I met with Steve Bisset, CEO, David Henkel-Wallace, VP of Engineering, and Franklin, a mammoth-sized Irish wolfhound, in the firm's first conversation with the press.
Instead of a tank of diesel and a diesel generator, the firm employs a concentrated solar power (CSP) trough plant to generate super-heated water at 100 psi, which is stored in a 30,000-gallon tank. The steam from the tank drives an efficient steam engine, which turns a shaft and spins a generator. The farmer gets distributed, dispatchable renewable energy with no diesel and no pollution.
The very steam-punk steam engine is a resurrection of a vintage World War II design called the Skinner Universal Unaflow. The positive displacement engine was used in Navy ships, some of which were still running up to a few years ago. Bisset described it as "a very-well refined thread of steam engine technology" that has "little change in efficiency despite changes in output power." It's a viscerally impressive sight to see the system in action, one that's evocative of an earlier industrial age.
The re-invention of this old steam engine design is the brainchild of Robert Mierisch, Terrajoule's Chief Engineer and the former Research Director of Thermal Systems at Ausra. (Ausra is now part of Areva. Other Ausra alumni have formed renewable firms Agile Energy and Chromasun.)
Bisset, the CEO, sees the target customers -- factories and farms -- as "rational customers who understand the difference between capex and opex" and who will buy products based on realistic payback times. He adds that, "Straight solar power doesn't address the farmer's energy problem -- they want power when they want it."
Terrajoule's systems have a modular unit size of a 300 kilowatt peak/100 kilowatt flat output over the day. Customers need to use the system 1,000 to 2,000 hours per year and consume more than one megawatt-hours in order for the Terrajoule system to be economical. Most Western United States agriculture users fit this profile, according to Bisset. Most factories fit this profile, as well.
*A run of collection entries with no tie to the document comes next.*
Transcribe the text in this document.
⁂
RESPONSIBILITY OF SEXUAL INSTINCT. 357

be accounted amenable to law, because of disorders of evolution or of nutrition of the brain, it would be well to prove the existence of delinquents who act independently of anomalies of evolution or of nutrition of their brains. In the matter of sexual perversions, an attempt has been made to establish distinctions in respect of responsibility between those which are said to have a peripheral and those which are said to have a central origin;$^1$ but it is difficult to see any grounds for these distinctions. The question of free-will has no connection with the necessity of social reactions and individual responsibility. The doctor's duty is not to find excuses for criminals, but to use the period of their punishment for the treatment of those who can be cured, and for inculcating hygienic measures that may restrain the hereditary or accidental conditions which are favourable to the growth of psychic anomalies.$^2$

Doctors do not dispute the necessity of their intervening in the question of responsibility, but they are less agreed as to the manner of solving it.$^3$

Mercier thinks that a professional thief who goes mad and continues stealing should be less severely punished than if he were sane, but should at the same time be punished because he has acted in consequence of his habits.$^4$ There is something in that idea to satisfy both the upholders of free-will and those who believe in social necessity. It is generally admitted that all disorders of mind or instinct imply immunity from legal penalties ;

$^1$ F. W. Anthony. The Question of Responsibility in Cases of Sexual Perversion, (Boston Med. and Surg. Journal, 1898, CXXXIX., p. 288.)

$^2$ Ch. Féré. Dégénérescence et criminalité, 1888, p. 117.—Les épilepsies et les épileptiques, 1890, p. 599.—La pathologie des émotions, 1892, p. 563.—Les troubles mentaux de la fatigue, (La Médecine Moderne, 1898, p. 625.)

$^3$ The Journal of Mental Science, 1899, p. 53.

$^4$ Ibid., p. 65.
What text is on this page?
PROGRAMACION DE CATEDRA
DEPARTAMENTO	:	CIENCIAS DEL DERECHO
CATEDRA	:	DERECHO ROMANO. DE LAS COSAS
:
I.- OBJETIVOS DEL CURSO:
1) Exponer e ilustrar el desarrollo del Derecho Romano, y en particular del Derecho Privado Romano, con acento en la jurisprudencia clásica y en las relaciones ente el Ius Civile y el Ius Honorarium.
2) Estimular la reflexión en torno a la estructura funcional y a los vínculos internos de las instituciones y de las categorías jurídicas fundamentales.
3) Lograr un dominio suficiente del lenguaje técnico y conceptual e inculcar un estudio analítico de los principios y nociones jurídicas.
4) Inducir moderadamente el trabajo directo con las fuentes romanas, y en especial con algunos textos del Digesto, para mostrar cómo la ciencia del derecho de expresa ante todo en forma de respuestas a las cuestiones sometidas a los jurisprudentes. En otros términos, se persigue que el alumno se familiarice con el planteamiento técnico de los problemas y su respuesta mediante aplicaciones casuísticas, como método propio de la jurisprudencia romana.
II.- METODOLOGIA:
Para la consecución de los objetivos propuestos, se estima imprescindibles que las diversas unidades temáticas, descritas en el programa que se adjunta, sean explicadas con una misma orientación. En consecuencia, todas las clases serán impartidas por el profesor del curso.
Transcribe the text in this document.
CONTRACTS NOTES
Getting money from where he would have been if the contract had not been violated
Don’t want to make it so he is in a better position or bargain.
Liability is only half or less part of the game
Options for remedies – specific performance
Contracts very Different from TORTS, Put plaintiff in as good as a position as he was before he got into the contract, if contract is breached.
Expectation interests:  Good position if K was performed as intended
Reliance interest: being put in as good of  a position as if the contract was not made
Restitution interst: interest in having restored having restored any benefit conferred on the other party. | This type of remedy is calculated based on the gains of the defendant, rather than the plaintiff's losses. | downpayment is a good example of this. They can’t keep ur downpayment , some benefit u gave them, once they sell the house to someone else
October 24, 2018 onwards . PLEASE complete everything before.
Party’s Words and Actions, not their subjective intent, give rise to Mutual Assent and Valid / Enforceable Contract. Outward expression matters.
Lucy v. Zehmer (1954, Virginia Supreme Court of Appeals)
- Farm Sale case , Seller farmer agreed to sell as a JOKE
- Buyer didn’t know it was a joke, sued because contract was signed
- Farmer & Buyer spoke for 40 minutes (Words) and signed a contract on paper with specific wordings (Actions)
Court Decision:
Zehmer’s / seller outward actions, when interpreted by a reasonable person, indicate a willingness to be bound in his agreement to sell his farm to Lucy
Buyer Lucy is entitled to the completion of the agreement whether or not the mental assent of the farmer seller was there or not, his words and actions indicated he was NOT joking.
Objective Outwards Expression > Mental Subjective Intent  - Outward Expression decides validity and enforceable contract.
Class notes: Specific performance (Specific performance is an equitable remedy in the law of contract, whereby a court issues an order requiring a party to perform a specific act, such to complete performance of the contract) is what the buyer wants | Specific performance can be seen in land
Because the system is CSP, it still needs a relatively high DNI, and "California's Central Valley is more than adequate," according to Henkel-Wallace, the VP of Engineering.
Henkel-Wallace provided some numbers on cost and efficiency:
Storage has a capital cost of $60 per kilowatt-hour of storage capacity, the typical configuration provides 12 hours of storage.
The firm foresees the levelized cost of energy (LCOE) as under 10 cents without government assistance with a five-year payback.
CSP troughs have an efficiency of approximately 70 percent and the steam cycle efficiency is above 30 percent for an overall system efficiency of 22 percent.
The entire system is made in the U.S.
The firm uses JKB Energy as their sales channel partner, EPC, and developer. According to Bisset, "They've sold to farmers in the valley for 30 years."
The small firm is working on its first full-scale system and still has to sell, install, and prove out the economics and reliability of this old-is-new invention.
Still, Terrajoule proves how far entrepreneurs can go -- fueled by a little cash, Australian engineering, and testosterone. Arno Penzias and Forrest Baskett of NEA are on Terrajoule's board and the startup is now on the hunt for a $7 million round A.